Jamais trop tôt pour agir - le Livre blanc des Juniors Associations

En 2021, pour les 120 ans de la loi de 1901, des jeunes engagé·e·s en JA de toute la France se sont mobilisé·e·s autour d’un projet commun : Délibér’action. Projet de plaidoyer organisé par le Réseau National des Juniors Associations, Délibér'action a permis la récolte de la parole de jeunes engagé·e·s, via la réalisation d’une consultation en ligne et de rencontres locales.

L’ensemble des réflexions portées par les jeunes est aujourd’hui compilé au sein d’un Livre blanc, qui a fait l’objet d’une restitution nationale en septembre 2021, à Paris.

Ce Livre blanc est un état des lieux non exhaustif du droit d’association des mineur·e·s en France. Il invite à la réflexion quant à la place donnée aux jeunes dans la société et à l’importance qu’on accorde à leurs projets et leurs initiatives. En outre, il recense des propositions pour contrer les freins liés à l’engagement des jeunes mineur·e·s.

Le document est organisé en 5 parties, chacune abordant les problématiques auxquelles les jeunes sont confronté·e·s dans leur parcours d'engagement.

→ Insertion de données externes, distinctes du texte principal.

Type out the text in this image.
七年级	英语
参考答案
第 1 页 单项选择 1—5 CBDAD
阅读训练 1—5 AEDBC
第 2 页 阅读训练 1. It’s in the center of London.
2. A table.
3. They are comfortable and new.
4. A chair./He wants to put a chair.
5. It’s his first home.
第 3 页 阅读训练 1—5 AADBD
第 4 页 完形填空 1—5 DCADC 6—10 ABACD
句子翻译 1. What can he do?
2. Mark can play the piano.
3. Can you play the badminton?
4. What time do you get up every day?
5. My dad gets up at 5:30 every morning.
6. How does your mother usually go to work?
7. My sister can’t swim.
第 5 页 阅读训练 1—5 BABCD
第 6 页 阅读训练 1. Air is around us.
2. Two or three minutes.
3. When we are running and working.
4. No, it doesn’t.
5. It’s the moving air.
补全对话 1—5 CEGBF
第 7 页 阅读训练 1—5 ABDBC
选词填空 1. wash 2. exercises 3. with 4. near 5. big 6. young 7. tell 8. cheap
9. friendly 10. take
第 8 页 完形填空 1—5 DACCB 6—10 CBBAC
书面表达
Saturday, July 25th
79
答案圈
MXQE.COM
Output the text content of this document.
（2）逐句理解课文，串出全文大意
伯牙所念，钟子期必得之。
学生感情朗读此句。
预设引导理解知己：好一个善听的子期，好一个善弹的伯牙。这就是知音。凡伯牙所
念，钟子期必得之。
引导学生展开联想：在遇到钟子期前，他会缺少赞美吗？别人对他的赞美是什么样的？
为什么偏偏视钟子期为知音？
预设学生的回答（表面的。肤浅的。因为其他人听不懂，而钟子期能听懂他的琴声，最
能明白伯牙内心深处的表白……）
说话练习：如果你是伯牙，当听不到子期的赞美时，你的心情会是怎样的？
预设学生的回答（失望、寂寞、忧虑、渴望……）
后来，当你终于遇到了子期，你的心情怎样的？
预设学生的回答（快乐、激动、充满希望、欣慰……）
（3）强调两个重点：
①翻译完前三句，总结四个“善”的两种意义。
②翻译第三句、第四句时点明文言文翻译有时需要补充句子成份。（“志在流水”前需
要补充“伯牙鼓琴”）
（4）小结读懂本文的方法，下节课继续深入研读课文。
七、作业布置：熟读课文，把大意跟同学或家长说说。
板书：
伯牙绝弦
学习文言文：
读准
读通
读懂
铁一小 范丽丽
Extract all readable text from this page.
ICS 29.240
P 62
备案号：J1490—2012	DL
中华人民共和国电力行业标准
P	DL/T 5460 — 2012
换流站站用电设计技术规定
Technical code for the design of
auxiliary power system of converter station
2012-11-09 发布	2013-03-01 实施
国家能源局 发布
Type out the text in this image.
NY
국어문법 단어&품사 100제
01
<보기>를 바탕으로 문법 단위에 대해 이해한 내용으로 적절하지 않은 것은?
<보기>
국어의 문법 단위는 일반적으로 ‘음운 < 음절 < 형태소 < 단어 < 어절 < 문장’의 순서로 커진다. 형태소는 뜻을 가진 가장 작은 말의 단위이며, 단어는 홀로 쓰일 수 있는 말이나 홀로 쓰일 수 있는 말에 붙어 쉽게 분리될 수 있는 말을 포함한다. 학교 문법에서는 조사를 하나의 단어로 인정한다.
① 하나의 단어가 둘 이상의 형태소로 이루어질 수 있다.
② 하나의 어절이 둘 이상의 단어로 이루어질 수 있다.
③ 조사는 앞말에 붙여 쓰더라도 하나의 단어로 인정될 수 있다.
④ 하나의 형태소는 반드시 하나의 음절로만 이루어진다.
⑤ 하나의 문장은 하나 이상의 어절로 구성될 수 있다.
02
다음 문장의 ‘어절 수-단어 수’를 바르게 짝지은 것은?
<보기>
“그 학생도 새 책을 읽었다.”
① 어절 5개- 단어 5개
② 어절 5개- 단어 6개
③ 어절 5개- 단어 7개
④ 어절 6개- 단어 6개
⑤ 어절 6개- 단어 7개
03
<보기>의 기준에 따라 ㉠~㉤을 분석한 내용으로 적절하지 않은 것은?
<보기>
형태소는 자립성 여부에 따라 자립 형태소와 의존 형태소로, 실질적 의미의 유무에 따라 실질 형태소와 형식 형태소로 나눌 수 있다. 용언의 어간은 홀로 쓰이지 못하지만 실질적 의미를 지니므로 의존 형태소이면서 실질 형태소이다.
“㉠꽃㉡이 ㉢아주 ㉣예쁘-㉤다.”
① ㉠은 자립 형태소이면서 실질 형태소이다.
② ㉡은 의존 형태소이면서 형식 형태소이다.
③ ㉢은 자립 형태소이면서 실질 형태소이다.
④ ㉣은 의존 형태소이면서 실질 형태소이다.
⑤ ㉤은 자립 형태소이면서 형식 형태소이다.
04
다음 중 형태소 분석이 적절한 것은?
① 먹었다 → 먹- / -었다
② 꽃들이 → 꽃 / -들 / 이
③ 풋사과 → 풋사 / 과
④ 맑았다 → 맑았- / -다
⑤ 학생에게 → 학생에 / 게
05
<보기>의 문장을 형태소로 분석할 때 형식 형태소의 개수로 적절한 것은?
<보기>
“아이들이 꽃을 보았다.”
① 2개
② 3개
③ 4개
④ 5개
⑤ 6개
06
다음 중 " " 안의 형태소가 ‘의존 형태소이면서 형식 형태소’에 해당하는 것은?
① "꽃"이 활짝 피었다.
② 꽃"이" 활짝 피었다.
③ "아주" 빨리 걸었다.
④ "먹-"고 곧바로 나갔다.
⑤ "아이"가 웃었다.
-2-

  1. Reconnaissance et valorisation de l’engagement collectif des mineur·e·s

Les jeunes engagé·e·s, pleinement acteur·rice·s de leur territoire et vecteur·rice·s de dynamiques humaines et sociétales, revendiquent leur capacité d’agir et prétendent à la reconnaissance de leur pratique d’engagement. Ainsi, les Juniors Associations invitent les adultes à se questionner sur leurs propres stéréotypes et leurs représentations des jeunesses, pour ensuite changer de posture et reconnaître aux mineur·e·s leur capacité de s’engager de façon collective et autonome.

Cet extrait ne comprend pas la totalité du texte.